When No Man’s Sky released back in 2016 I was absolutely ecstatic. I followed the development of the game through the long months leading up until launch. It was such an ambitious idea that mesmerized me from the start. An open universe game that never ends. Like, completely open universe. We were told that there would be no way you could visit every single planet in your life time. It was true.
When I first popped that baby in my PS4, I couldn’t contain my excitement. The loading screen that showed the endless star systems was the first thing that greeted me. I played through the tutorial, got my ship repaired, and took to the sky. Then, one of the greatest moments I’ve ever experienced in a video game happened. I pulled my nose up and left the atmosphere. It was a surreal moment that I’ve never experienced in a game before. The huge map that I had spent an hour exploring below me sprawled out before me like a glowing ball of clouds and land masses. As I sat suspended in the atmosphere, I saw a huge mountain that was an obstacle for me just minutes earlier. It looked so small as I took the whole planet in. After, I turned to a neighboring planet and did it all again.
It blew me away. However, the game wasn’t with out it’s let downs. The native creatures that inhabited the endless planets were almost identical. Like, I would warp to a whole new star system and see an almost identical species. The only difference would be like the fur color, or am extra horn on its head. Also, the landscape of planets strike an seemingly unrealistic relation with each other. Trees looked the same, planets are uninhabited by intelligent life, and every planet was full of the same resources for mining.

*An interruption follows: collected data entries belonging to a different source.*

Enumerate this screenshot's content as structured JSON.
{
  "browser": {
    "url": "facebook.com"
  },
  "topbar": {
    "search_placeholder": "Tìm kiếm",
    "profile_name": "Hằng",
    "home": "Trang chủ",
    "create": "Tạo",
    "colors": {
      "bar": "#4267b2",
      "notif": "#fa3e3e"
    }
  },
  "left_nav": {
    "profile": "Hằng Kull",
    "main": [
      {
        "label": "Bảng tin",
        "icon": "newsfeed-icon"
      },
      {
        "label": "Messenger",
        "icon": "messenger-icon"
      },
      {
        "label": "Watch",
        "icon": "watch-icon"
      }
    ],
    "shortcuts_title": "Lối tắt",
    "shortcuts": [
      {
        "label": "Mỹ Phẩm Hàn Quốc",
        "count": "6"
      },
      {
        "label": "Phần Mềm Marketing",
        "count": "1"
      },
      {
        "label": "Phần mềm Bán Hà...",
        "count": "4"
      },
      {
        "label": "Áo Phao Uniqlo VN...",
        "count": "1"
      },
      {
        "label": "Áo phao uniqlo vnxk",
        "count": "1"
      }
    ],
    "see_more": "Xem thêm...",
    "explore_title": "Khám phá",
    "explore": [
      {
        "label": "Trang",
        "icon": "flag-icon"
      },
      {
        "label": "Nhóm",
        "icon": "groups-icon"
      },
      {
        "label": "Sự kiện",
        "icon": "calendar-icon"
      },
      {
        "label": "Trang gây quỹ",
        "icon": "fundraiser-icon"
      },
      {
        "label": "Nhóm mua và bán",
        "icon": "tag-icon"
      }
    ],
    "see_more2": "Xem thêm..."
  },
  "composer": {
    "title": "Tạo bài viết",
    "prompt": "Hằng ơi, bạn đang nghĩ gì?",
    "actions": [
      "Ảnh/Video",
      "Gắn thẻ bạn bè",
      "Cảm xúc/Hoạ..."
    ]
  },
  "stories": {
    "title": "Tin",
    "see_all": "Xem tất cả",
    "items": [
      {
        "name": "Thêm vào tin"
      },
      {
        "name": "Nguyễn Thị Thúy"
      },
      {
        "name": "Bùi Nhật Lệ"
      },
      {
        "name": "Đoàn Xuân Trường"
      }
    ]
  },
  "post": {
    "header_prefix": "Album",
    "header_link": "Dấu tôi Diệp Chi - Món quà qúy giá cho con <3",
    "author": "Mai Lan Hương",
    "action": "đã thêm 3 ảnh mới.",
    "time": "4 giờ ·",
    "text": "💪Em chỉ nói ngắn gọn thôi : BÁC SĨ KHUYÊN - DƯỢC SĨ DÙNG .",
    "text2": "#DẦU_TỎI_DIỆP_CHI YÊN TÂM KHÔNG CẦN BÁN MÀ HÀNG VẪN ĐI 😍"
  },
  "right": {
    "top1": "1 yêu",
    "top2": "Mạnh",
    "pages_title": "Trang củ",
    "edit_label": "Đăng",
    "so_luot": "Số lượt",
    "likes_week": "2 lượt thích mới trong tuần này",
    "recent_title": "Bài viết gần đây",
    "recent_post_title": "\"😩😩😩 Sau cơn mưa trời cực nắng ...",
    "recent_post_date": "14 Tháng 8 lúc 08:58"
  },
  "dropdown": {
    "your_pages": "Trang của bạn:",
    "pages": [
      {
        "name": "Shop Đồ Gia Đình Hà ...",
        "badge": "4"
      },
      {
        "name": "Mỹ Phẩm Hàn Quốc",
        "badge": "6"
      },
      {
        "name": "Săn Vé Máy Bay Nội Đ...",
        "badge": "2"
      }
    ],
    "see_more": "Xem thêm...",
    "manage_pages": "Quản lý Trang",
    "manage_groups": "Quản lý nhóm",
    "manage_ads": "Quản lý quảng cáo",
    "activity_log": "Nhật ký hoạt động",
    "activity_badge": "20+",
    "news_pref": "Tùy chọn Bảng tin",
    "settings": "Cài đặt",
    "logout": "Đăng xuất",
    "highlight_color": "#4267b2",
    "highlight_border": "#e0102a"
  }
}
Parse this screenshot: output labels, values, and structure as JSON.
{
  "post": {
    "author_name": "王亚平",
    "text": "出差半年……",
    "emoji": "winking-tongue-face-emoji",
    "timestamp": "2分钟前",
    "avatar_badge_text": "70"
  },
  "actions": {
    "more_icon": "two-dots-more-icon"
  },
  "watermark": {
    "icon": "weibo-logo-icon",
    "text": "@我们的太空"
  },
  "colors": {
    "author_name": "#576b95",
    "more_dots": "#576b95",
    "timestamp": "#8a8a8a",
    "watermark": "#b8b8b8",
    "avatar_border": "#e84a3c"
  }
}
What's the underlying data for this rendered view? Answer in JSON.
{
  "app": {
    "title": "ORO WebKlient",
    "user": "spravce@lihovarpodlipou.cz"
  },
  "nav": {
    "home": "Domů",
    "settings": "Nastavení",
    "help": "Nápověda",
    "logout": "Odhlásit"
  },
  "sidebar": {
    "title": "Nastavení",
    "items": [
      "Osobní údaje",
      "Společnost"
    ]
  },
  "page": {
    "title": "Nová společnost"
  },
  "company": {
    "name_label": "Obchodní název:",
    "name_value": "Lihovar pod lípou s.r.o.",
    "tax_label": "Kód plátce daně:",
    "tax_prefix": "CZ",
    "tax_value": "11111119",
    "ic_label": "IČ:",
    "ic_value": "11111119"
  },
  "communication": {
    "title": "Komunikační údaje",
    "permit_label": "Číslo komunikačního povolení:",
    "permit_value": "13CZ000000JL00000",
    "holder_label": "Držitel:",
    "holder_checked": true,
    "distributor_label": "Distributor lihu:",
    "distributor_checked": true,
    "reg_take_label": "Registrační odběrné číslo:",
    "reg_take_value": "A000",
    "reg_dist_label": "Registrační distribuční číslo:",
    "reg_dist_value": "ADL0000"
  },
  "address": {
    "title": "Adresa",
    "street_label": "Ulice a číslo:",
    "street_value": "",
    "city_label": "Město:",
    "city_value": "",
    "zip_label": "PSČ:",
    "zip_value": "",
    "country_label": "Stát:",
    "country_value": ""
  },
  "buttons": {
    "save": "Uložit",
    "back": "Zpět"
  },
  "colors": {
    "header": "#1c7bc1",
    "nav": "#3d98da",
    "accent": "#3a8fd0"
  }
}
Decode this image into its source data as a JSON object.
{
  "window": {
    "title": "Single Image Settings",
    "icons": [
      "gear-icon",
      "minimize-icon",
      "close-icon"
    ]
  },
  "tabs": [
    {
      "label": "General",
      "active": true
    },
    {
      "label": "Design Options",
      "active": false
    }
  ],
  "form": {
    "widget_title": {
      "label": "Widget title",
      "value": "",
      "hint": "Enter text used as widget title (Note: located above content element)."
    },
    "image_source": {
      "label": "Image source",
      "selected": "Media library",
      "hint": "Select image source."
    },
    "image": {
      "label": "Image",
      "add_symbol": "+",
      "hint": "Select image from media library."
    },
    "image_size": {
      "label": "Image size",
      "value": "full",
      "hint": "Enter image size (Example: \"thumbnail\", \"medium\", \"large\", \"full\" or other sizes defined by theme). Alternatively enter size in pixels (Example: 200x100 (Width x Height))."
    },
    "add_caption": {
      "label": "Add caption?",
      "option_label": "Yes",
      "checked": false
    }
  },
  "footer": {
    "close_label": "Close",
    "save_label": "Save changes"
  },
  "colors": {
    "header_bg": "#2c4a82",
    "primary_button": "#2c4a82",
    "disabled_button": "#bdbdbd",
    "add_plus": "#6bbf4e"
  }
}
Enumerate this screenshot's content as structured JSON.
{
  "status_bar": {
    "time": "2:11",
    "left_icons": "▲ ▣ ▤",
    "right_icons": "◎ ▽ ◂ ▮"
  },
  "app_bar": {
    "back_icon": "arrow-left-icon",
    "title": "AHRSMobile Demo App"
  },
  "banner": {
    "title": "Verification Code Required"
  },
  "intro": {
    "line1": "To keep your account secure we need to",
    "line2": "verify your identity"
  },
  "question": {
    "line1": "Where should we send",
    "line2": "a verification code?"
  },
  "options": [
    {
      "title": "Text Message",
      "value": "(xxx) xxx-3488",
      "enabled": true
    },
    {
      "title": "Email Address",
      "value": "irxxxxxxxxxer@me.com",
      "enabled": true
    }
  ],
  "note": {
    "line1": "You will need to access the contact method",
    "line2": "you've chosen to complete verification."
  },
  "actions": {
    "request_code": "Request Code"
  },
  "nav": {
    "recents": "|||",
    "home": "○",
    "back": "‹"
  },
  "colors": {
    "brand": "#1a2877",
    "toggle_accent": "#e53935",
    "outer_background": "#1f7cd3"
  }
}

After it’s launch blunders, No Man’s Sky’s development team, Hello Games, got straight to work fixing those issues. Over the course of several years, many updates were rolled out to ease the pressure of the game’s intense fan base. Base building, new ship classifications, under water ecosystems, and new land vehicles are just a few that Hello Games developed for fans. The best part of all is that they gave it all 100% free. The game had turned into an “Eh” experience to one of the greatest space simulations on the current market.
No Man’s Sky is a true example of how a video game developer can improve its product’s user experience without dismantling the core idea of its game. It’s heavily focused on exploration, crafting, and discovering. People wanted more combat, but what the fan base doesn’t understand is that this isn’t a sci-fi war game. If you want big space battles go play Elite Dangerous. Never was this game publicized as a space combat simulation. The sci-fi spaceship genre has been so filled with combat sims that players don’t know what to do with themselves if they aren’t blowing things up.